Under any circumstances this throw is spectacular, but on 3rd and 23 in the fourth quarter of a one score game they desperately wanted to win?  Transcendent.  From snap to throw is roughly 3 seconds, just enough time to pump right, freeze the safety, open up the tiniest of windows, and thread the ball in perfectly to a streaking Hilton for the dramatic TD.  This throw has it all.  Perfect read, great misdirection, pin-point accuracy, beautiful spiral, degree of difficulty, and even a little emotional impact on the Chuck Pagano reaction shot (not included for file size considerations). 

The #Chuckstrong Throw

This throw is Andrew Luck quintessence (yeah, I said it).  Is there really any other throw to choose as number 1?  The best throw in the best game of a great 2012 Colts’ season, arguably the best game of the entire 2012 season period.  Down 21-3 at halftime in the first game of the #Chuckstrong movement, the Colts are trying to finish off a story for the ages as they fight back in a game that nobody gave them a chance to win.  This game will certainly be most remembered for Chuck Pagano’s battle with leukemia and Reggie Wayne’s heroics, but this throw by Luck perhaps best exemplifies the resilience that defined this team last year.

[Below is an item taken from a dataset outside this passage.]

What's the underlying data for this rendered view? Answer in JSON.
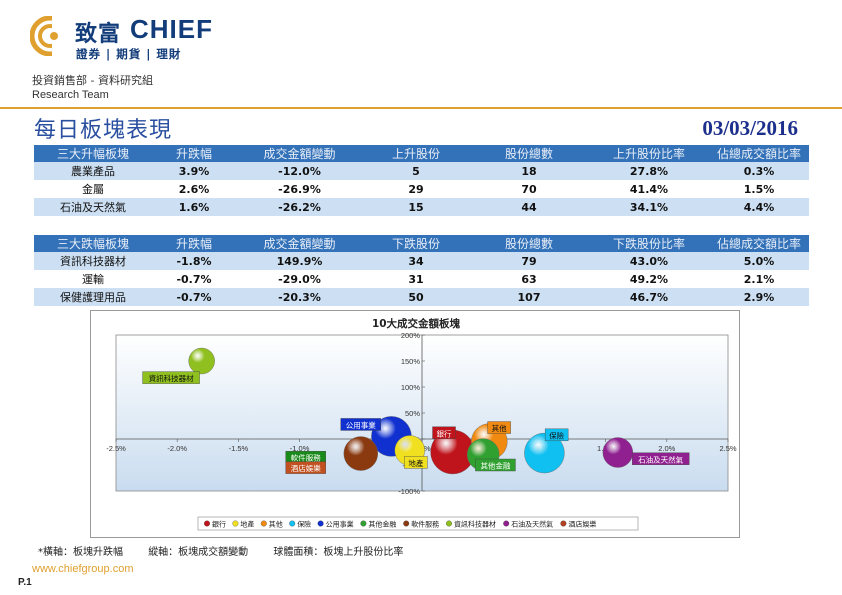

With less than 2 minutes, trailing by a TD, and facing yet another 3rd and long (notice a pattern with these throws?).  Faced with an all-out blitz, Luck sees an opening but is forced to pull the ball in when Clay Matthews breaks free and latches on to his throwing arm.  Somehow (don’t ask me how) Luck manages to reset, reload, and throw a perfect strike to a heavily covered Reggie Wayne 20 yards downfield for the first down.  The rest, as they say, is history.